Appare quindi evidente quanto il numero uno della FederCalcio sia preoccupato per come le vicende giudiziarie che vedono coinvolte a vario titolo la società bianconera possano incidere sull’italico pallone nel suo complesso. 

E ancora: “I tifosi della Juventus sono un po’ preoccupati? Io credo che tutti i tifosi siano un po’ preoccupati, perché i tifosi della Juventus sono la maggioranza. I supporter bianconeri sono un gran numero nel panorama della tifoseria italiana. Le preoccupazioni credo che non possano riguardare quelli che sono giudizi della Corte di Giustizia, che lascio alla loro obiettività e sensibilità“. 

Organo “super partes”

Probabilmente, Gravina ha dimenticato che nel nostro ordinamento, giuridico e sportivo, vengono definiti “super partes” tutti quegli organi che agiscono in funzione neutra. E come tali, disinteressati, in quanto al di sopra delle parti in causa. Chiaramente, il Presidente della FIGC rientra in questo alveo ristretto.

Avendo appunto una funzione “Istituzionale” dovrebbe fare da garante, assumendo dunque una posizione neutrale, al fine di assicurare l’osservanza delle Leggi, a prescindere da qualsiasi interesse generale o particolare.

In effetti, proprio per questo motivo sono etichettati al di sopra delle parti, perché nei confronti di una certa situazione, dovendo necessariamente mantenersi estranei alla stessa, possono poi esprimere un giudizio obiettivo.

Il “lobbista”, ovviamente, è un’altra cosa. Sostanzialmente, il suo lavoro è quello di rappresentare gli interessi di un gruppo ristretto, oppure un’azienda. Giusto ricordare che, mentre in Italia la figura non è ancora prevista e disciplinata da alcuna norma giuridica, nell’Unione europea tale professione ha un suo specifico riconoscimento.
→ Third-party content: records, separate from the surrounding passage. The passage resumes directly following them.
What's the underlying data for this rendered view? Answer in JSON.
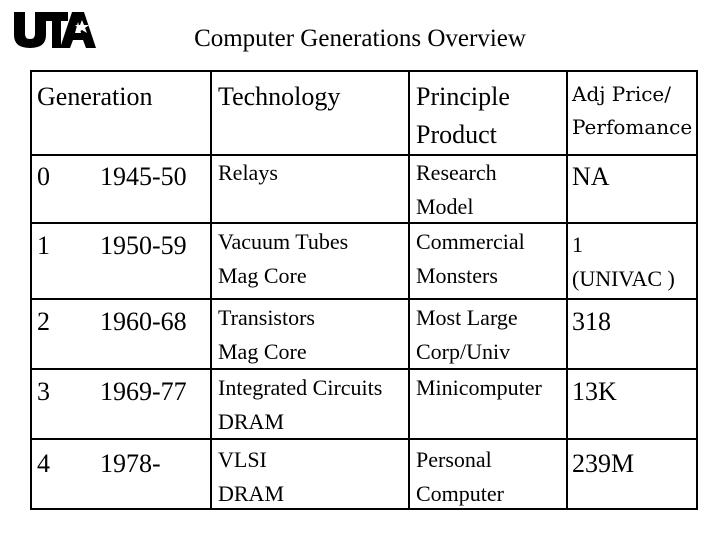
{
  "logo": {
    "text": "UTA",
    "color": "#000000"
  },
  "title": "Computer Generations Overview",
  "table": {
    "headers": {
      "generation": "Generation",
      "technology": "Technology",
      "product": "Principle\nProduct",
      "price": "Adj Price/\nPerfomance"
    },
    "rows": [
      {
        "gen": "0",
        "years": "1945-50",
        "tech": "Relays",
        "product": "Research\nModel",
        "price": "NA"
      },
      {
        "gen": "1",
        "years": "1950-59",
        "tech": "Vacuum Tubes\nMag Core",
        "product": "Commercial\nMonsters",
        "price": "1\n(UNIVAC )"
      },
      {
        "gen": "2",
        "years": "1960-68",
        "tech": "Transistors\nMag Core",
        "product": "Most Large\nCorp/Univ",
        "price": "318"
      },
      {
        "gen": "3",
        "years": "1969-77",
        "tech": "Integrated Circuits\nDRAM",
        "product": "Minicomputer",
        "price": "13K"
      },
      {
        "gen": "4",
        "years": "1978-",
        "tech": "VLSI\nDRAM",
        "product": "Personal\nComputer",
        "price": "239M"
      }
    ]
  }
}
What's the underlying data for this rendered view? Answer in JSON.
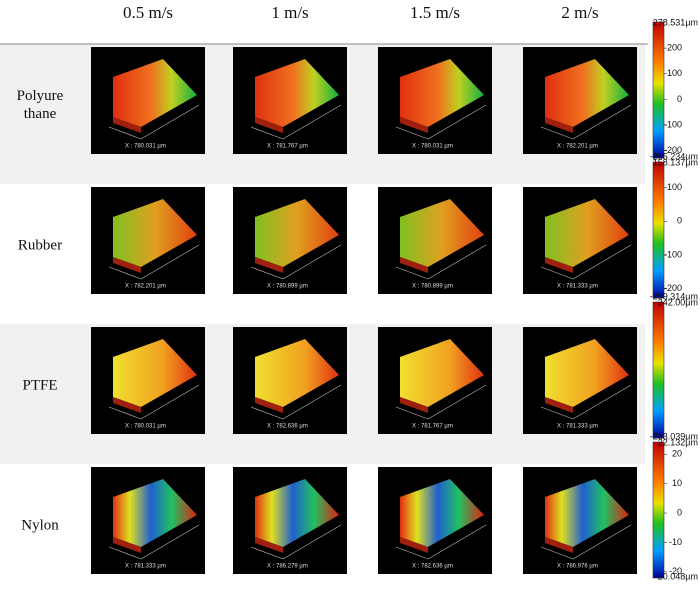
{
  "header": {
    "columns": [
      "0.5 m/s",
      "1 m/s",
      "1.5 m/s",
      "2 m/s"
    ]
  },
  "rows": [
    {
      "label": "Polyure thane",
      "images": [
        "X : 780.031 µm",
        "X : 781.767 µm",
        "X : 780.031 µm",
        "X : 782.201 µm"
      ],
      "colorbar": {
        "max": "278.531µm",
        "ticks": [
          200,
          100,
          0,
          -100,
          -200
        ],
        "min": "-205.234µm"
      }
    },
    {
      "label": "Rubber",
      "images": [
        "X : 782.201 µm",
        "X : 780.899 µm",
        "X : 780.899 µm",
        "X : 781.333 µm"
      ],
      "colorbar": {
        "max": "158.137µm",
        "ticks": [
          100,
          0,
          -100,
          -200
        ],
        "min": "-209.314µm"
      }
    },
    {
      "label": "PTFE",
      "images": [
        "X : 780.031 µm",
        "X : 782.636 µm",
        "X : 781.767 µm",
        "X : 781.333 µm"
      ],
      "colorbar": {
        "max": "242.00µm",
        "min": "-283.039µm"
      }
    },
    {
      "label": "Nylon",
      "images": [
        "X : 781.333 µm",
        "X : 786.279 µm",
        "X : 782.636 µm",
        "X : 786.976 µm"
      ],
      "colorbar": {
        "max": "22.132µm",
        "ticks": [
          20,
          10,
          0,
          -10,
          -20
        ],
        "min": "-20.048µm"
      }
    }
  ]
}
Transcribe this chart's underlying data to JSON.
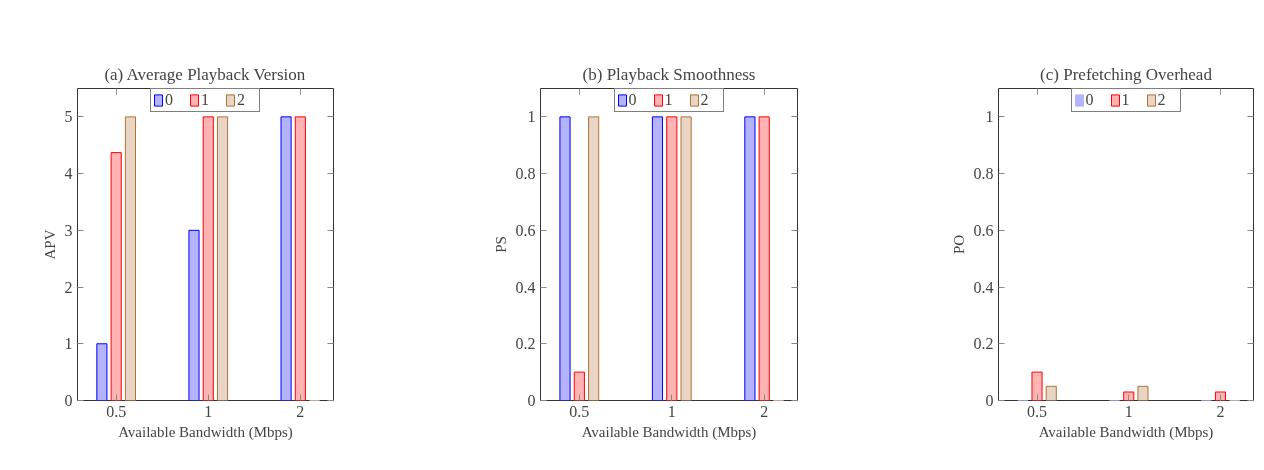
{
  "chart_data": [
    {
      "type": "bar",
      "title": "(a) Average Playback Version",
      "xlabel": "Available Bandwidth (Mbps)",
      "ylabel": "APV",
      "categories": [
        "0.5",
        "1",
        "2"
      ],
      "ylim": [
        0,
        5.5
      ],
      "yticks": [
        0,
        1,
        2,
        3,
        4,
        5
      ],
      "legend": "top",
      "grid": false,
      "series": [
        {
          "name": "0",
          "color": "#b3b3ff",
          "values": [
            1,
            3,
            5
          ]
        },
        {
          "name": "1",
          "color": "#ffb3b3",
          "values": [
            4.37,
            5,
            5
          ]
        },
        {
          "name": "2",
          "color": "#e8d5c3",
          "values": [
            5,
            5,
            0
          ]
        }
      ]
    },
    {
      "type": "bar",
      "title": "(b) Playback Smoothness",
      "xlabel": "Available Bandwidth (Mbps)",
      "ylabel": "PS",
      "categories": [
        "0.5",
        "1",
        "2"
      ],
      "ylim": [
        0,
        1.1
      ],
      "yticks": [
        0,
        0.2,
        0.4,
        0.6,
        0.8,
        1
      ],
      "legend": "top",
      "grid": false,
      "series": [
        {
          "name": "0",
          "color": "#b3b3ff",
          "values": [
            1,
            1,
            1
          ]
        },
        {
          "name": "1",
          "color": "#ffb3b3",
          "values": [
            0.1,
            1,
            1
          ]
        },
        {
          "name": "2",
          "color": "#e8d5c3",
          "values": [
            1,
            1,
            0
          ]
        }
      ]
    },
    {
      "type": "bar",
      "title": "(c) Prefetching Overhead",
      "xlabel": "Available Bandwidth (Mbps)",
      "ylabel": "PO",
      "categories": [
        "0.5",
        "1",
        "2"
      ],
      "ylim": [
        0,
        1.1
      ],
      "yticks": [
        0,
        0.2,
        0.4,
        0.6,
        0.8,
        1
      ],
      "legend": "top",
      "grid": false,
      "series": [
        {
          "name": "0",
          "color": "#b3b3ff",
          "values": [
            0,
            0,
            0
          ]
        },
        {
          "name": "1",
          "color": "#ffb3b3",
          "values": [
            0.1,
            0.03,
            0.03
          ]
        },
        {
          "name": "2",
          "color": "#e8d5c3",
          "values": [
            0.05,
            0.05,
            0
          ]
        }
      ]
    }
  ]
}
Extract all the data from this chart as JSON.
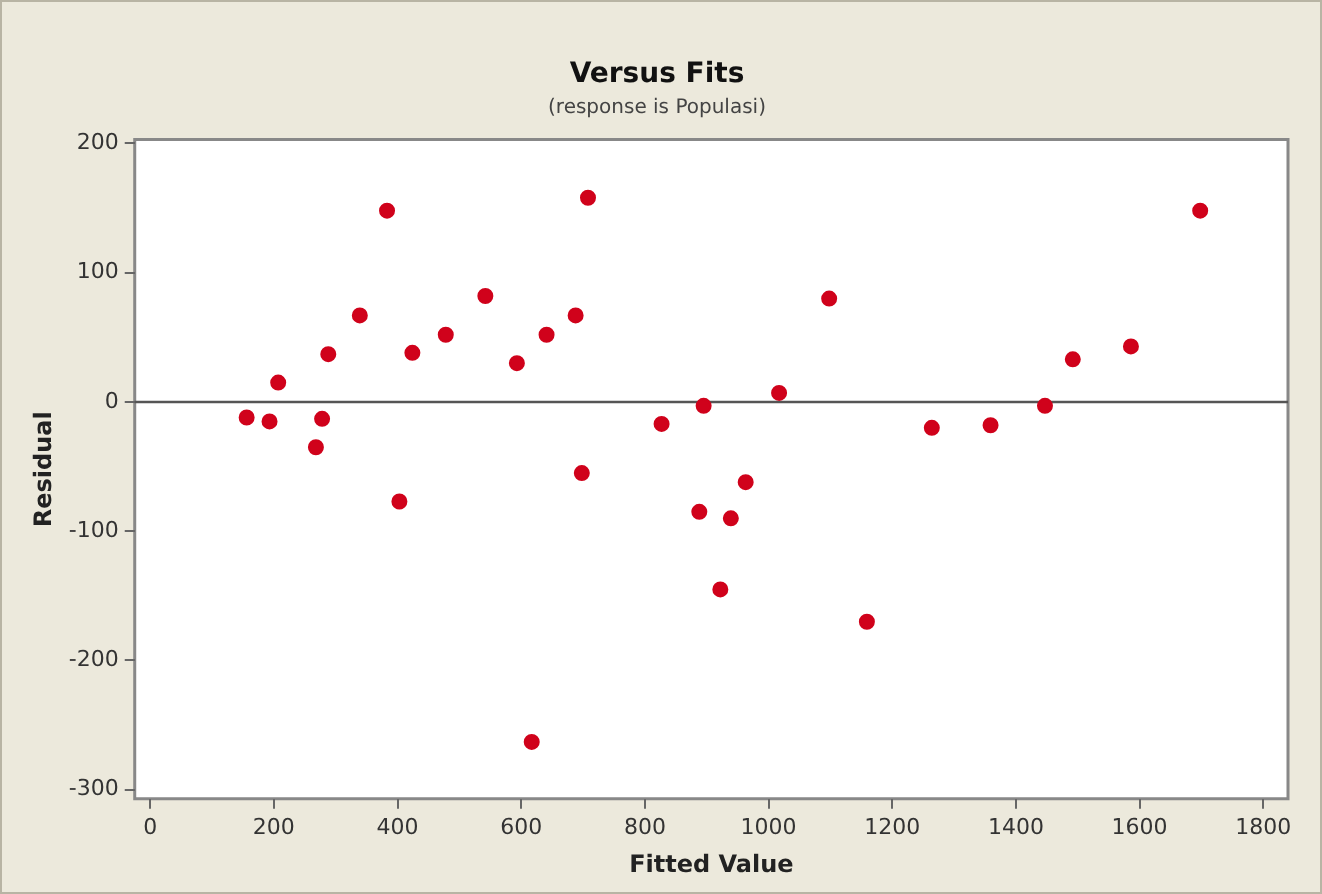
{
  "chart_data": {
    "type": "scatter",
    "title": "Versus Fits",
    "subtitle": "(response is Populasi)",
    "xlabel": "Fitted Value",
    "ylabel": "Residual",
    "x": [
      156,
      193,
      207,
      268,
      278,
      288,
      339,
      383,
      403,
      424,
      478,
      542,
      593,
      617,
      641,
      688,
      698,
      708,
      827,
      888,
      895,
      922,
      939,
      963,
      1017,
      1098,
      1159,
      1264,
      1359,
      1447,
      1492,
      1586,
      1698
    ],
    "values": [
      -12,
      -15,
      15,
      -35,
      -13,
      37,
      67,
      148,
      -77,
      38,
      52,
      82,
      30,
      -263,
      52,
      67,
      -55,
      158,
      -17,
      -85,
      -3,
      -145,
      -90,
      -62,
      7,
      80,
      -170,
      -20,
      -18,
      -3,
      33,
      43,
      148
    ],
    "color": "#d0021b",
    "marker": "circle",
    "grid": false,
    "legend": false,
    "xlim": [
      -25,
      1840
    ],
    "ylim": [
      -307,
      203
    ],
    "xticks": [
      0,
      200,
      400,
      600,
      800,
      1000,
      1200,
      1400,
      1600,
      1800
    ],
    "yticks": [
      -300,
      -200,
      -100,
      0,
      100,
      200
    ],
    "ref_lines": [
      {
        "axis": "y",
        "value": 0,
        "color": "#555555"
      }
    ]
  }
}
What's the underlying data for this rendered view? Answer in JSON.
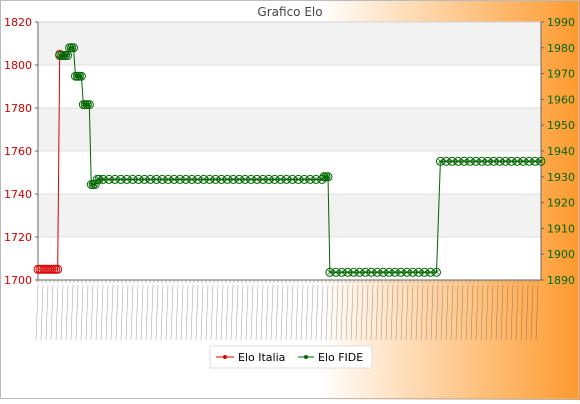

Credibilità ai minimi termini

A questo punto, sarebbe lecito domandare a Gravina se davvero possa ritenere legittime le sue parole. In grado di rendere ancora più confusa la figura che ricopre all’interno del “Sistema-Calcio”.

Effettivamente, non è ben chiaro se sia più preoccupato che la Giustizia Sportiva faccia veramente il suo corso, piuttosto che una eventuale sentenza di condanna possa indebolire in maniera irreversibile il movimento calcistico italiano.

In entrambe le circostanze, però, dichiarazioni così schierate ideologicamente fanno comunque scorrere un brivido lungo la schiena di tutti quelli che immaginano possa esserci ancora un barlume di credibilità in chi gestisce il campionato.

Trascurando, almeno in questa sede, su concetti come etica e moralità. Avulsi dalla logica che alimenta i comportamenti di chi continua a curare gli interessi di pochi, gestendo il Potere e spartendosi le cariche.